FUM gene expression and variation in fumonisin production of clonal isolates of Fusarium verticillioides MRC 826

Authors: LILLY, MARISKA - Cape Peninsula University Of Technology; RHEEDER, JOHN - Cape Peninsula University Of Technology; Proctor, Robert; GELDERBLOM, WENTZEL - Stellenbosch University

Submitted to: World Mycotoxin Journal
Publication Type: Peer Reviewed Journal
Publication Acceptance Date: 11/6/2020
Publication Date: 2/12/2021
Citation: Lilly, M., Rheeder, J.P., Proctor, R.H., Gelderblom, W.C.A. 2021. FUM gene expression and variation in fumonisin production of clonal isolates of Fusarium verticillioides MRC 826. World Mycotoxin Journal. 14(2):121-137. https://doi.org/10.3920/WMJ2020.2626.
DOI: https://doi.org/10.3920/WMJ2020.2626

Interpretive Summary: Fumonisins are fungal toxins that pose health risks to humans and livestock because of their toxicity and frequent occurrence in corn. Fumonisins cause multiple fatal animal diseases, including cancer in rodents, and they are associated with several human diseases, including esophageal cancer. The fungus Fusarium verticillioides is the predominant cause of fumonisin contamination in corn, and there is a worldwide effort to develop strategies that reduce the contamination caused by this fungus. As part of the effort, we investigated the genetic basis for low levels of fumonisins produced by some isolates of F. verticillioides. We found that the reduced production resulted from decreased activity of the genes directly responsible for synthesis of fumonisins (i.e., fumonisin biosynthetic genes), but that the decreased activity was not due to changes in DNA sequence of the genes. Instead, the decreased activity was due to a change(s) in DNA sequence of other genes and/or by chemical modifications of DNA that does not change the sequence (i.e., epigenetic modifications). These findings provide insight into the genetic control of fumonisin production in F. verticillioides and have potential to aid identification of genetic targets that can be used to reduce fumonisin contamination. Thus, the findings have potential to improve the safety of human food and animal feed that is derived from corn.
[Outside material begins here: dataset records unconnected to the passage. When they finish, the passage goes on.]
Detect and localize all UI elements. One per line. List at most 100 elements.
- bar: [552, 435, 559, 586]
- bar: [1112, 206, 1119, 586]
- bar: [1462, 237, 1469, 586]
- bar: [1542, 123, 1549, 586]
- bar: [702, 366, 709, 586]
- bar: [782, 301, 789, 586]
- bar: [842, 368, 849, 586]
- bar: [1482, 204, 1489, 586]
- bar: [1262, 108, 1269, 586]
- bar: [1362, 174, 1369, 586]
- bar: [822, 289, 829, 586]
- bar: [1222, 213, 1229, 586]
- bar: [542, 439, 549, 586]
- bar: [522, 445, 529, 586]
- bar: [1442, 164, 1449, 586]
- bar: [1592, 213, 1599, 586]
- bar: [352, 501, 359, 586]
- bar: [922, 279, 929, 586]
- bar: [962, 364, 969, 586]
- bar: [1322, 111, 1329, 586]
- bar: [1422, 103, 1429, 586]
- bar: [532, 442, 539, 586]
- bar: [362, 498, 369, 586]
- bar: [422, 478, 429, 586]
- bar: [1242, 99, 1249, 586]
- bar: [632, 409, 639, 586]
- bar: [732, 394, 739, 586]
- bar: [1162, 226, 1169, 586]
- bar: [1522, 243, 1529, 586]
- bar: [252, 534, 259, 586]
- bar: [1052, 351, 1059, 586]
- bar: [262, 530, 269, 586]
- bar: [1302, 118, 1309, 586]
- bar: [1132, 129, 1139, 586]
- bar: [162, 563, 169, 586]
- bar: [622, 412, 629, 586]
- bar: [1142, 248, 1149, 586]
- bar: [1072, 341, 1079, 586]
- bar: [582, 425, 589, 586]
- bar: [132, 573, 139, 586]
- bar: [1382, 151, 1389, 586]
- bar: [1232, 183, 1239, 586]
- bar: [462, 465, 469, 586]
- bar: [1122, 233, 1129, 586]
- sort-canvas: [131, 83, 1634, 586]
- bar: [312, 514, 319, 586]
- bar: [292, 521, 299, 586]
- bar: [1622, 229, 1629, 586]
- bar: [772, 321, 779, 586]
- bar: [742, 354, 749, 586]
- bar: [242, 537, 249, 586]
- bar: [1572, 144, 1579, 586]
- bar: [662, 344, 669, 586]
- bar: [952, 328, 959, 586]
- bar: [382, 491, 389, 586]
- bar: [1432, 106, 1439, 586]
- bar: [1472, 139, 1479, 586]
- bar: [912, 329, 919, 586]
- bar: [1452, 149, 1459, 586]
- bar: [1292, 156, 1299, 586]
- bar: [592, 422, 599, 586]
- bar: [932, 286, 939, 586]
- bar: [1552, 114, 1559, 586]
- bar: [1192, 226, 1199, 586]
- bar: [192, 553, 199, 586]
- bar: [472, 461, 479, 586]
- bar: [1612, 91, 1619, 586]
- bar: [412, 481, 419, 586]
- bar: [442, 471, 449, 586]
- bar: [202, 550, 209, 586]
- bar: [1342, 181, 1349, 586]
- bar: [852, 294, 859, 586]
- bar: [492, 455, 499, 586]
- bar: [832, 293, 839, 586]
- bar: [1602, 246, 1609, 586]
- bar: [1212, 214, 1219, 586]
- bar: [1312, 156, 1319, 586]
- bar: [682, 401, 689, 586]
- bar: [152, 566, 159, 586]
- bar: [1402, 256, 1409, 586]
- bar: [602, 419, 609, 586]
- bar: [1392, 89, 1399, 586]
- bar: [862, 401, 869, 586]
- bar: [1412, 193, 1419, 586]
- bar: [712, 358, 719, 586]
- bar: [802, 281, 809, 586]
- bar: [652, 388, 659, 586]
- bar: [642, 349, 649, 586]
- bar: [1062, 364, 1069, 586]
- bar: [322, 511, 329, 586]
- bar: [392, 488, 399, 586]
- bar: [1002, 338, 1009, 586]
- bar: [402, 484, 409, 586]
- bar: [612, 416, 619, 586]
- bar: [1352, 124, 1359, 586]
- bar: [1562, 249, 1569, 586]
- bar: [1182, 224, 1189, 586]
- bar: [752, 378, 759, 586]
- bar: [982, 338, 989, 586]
Technical Abstract: B-series fumonisins (FBs) are a family of carcinogenic mycotoxins that commonly occur in maize. The mycotoxins cause multiple diseases in animals and are epidemiologically associated with several human diseases in some populations for which maize is a dietary staple. FBs are produced by multiple species of the fungi Aspergillus, Fusarium and Tolypocladium, but the maize pathogen Fusarium verticillioides is considered the primary cause of FB contamination in maize. The F. verticillioides strain MRC 826 was reported to produce high levels of FBs. However, in the current study, analyses of 18 isolates derived from strain MRC 826 revealed that some produced high levels of FB (high-production isolates), some produced intermediate levels, while others produced relatively low FB levels (low-production isolates). Further, FB production and growth in maize patty culture exhibited a negative correlation (r = -0.333; P<0.008). Microsatellite analysis indicated that all MRC 826-derived isolates examined were clonal. DNA sequence analysis of two high- and two low-production isolates indicated that the sequences of the fumonisin biosynthetic gene (FUM) cluster in the four isolates were identical. However, expression analysis of selected FUM genes at 7, 14, 21 and 28 days of incubation were, in general, higher in high-production isolates than in low-production isolates. Together the results indicated that variation in FB production in MRC 826-derived isolates is likely due to differences in FUM gene expression among isolates, but that the differences in gene expression most likely result from sequence differences at loci other than the FUM cluster or from epigenetic differences in and/or outside the cluster. Clarification of the genetic/epigenetic basis for quantitative differences in fumonisin production among strains and isolates of F. verticillioides has potential to reveal targets for reducing FB contamination in maize.